Et bien les ordures ce sont nos jouets cassés. Ne sommes nous pas pareils à l’image de ces enfants ? Et nos enfants que deviendront-ils s’ils sont seuls, sans mère (la Terre) et sans mémoire (l’uni vers) ? Tout cela ne veut pas dire que c’est impossible au contraire, cela veut dire qu’il nous faut nous mettre en route vers la connaissance de nous même, comme un tocsin sonne au loin l’heure d’un nouveau regard, d’une assise, d’une méditation propre à chacun de nous, sans croire ce que l’auteur raconte ici non, en se penchant sur son cœur à soi, en se laissant guider par sa conscience et son coeur, plutôt que par l’artifice. La récup' a un visage, et un coeur. Le visage c'est la forme, mais la forme est assise en son coeur aussi, ne nous trompons pas d'élan ...

 

   Certains peuples primordiaux, vivants encore au contact de la nature nous préviennent depuis longtemps de notre manque de maturité. De notre oubli.

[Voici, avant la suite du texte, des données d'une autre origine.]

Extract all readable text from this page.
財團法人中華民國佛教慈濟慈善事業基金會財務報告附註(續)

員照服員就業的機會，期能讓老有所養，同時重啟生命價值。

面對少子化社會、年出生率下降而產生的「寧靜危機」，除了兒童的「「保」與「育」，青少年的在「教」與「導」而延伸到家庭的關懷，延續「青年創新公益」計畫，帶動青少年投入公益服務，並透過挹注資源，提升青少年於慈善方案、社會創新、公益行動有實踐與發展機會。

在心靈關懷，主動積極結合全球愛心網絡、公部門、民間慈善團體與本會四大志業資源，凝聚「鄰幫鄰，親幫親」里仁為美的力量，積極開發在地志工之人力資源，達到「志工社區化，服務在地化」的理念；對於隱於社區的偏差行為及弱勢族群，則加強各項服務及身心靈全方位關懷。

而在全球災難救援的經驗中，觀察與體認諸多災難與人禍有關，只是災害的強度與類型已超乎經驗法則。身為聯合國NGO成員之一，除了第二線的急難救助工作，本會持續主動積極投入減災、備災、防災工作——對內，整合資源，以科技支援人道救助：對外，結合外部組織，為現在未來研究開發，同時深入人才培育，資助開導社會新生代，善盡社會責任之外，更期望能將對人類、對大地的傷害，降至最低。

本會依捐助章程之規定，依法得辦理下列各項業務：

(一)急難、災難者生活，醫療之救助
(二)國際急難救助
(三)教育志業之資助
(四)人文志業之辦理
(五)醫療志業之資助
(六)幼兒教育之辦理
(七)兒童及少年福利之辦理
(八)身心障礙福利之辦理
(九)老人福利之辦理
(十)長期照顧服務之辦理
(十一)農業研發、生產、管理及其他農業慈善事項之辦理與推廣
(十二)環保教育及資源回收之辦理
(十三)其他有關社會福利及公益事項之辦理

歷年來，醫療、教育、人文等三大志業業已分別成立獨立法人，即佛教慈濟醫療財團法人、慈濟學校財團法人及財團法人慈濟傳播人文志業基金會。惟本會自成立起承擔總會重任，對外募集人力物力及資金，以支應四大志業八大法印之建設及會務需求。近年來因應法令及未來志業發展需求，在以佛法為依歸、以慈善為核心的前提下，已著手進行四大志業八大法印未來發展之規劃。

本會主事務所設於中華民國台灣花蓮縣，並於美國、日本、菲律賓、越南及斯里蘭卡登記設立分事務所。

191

En effet nous sommes capables de ne pas oublier les querelles ancestrales qui nous permettent d’entretenir nos querelles actuelles et par là perpétuer notre orgueil gourmand et trouver bonne excuse à notre déni du Vivant. Par contre ne pas tâcher de discerner l’essentiel, la racine présente en constance sur quoi tout cela repose est devenu pour la plupart d’entre nous plus qu’un réflexe, plus qu’une maladie, mais un trait de caractère qu’il nous faudra beaucoup de courage à dénicher, à transformer.

   Il faut voir en Afrique, en Chine, dans la plupart des pays dits « sous-développés » (une définition bien maladroite) la facilité à s’accomoder des restes de la détresse philosophique, poétique et spirituelle du monde « civilisé » que nous n’avons d’ailleurs pas manquer d’inoculer (les déchets qui s’y amoncellent en témoignent).

Quelle habileté ont certains à se détacher de la forme pour n’observer qu’un attribut de la nature ! Quel discernement à déchiffrer avant tout des éléments naturels issus d’horizons plus vastes, de mondes en corrélations plutôt que du déchet, du cadavre, du fini, du mort. Quelques-uns font des merveilles avec les canettes en tôles, les conserves en confectionnant des jouets, des meubles avec un vrai savoir vivre et des outils très purs (dans le sens de la simplicité, du geste, du savoir faire et du peu d’impact sur l’environnement). Les surréalistes aussi ont abordé cet aspect des choses à une époque ou seuls quelques visionnaires argumentaient la déjà proche tournure des événements..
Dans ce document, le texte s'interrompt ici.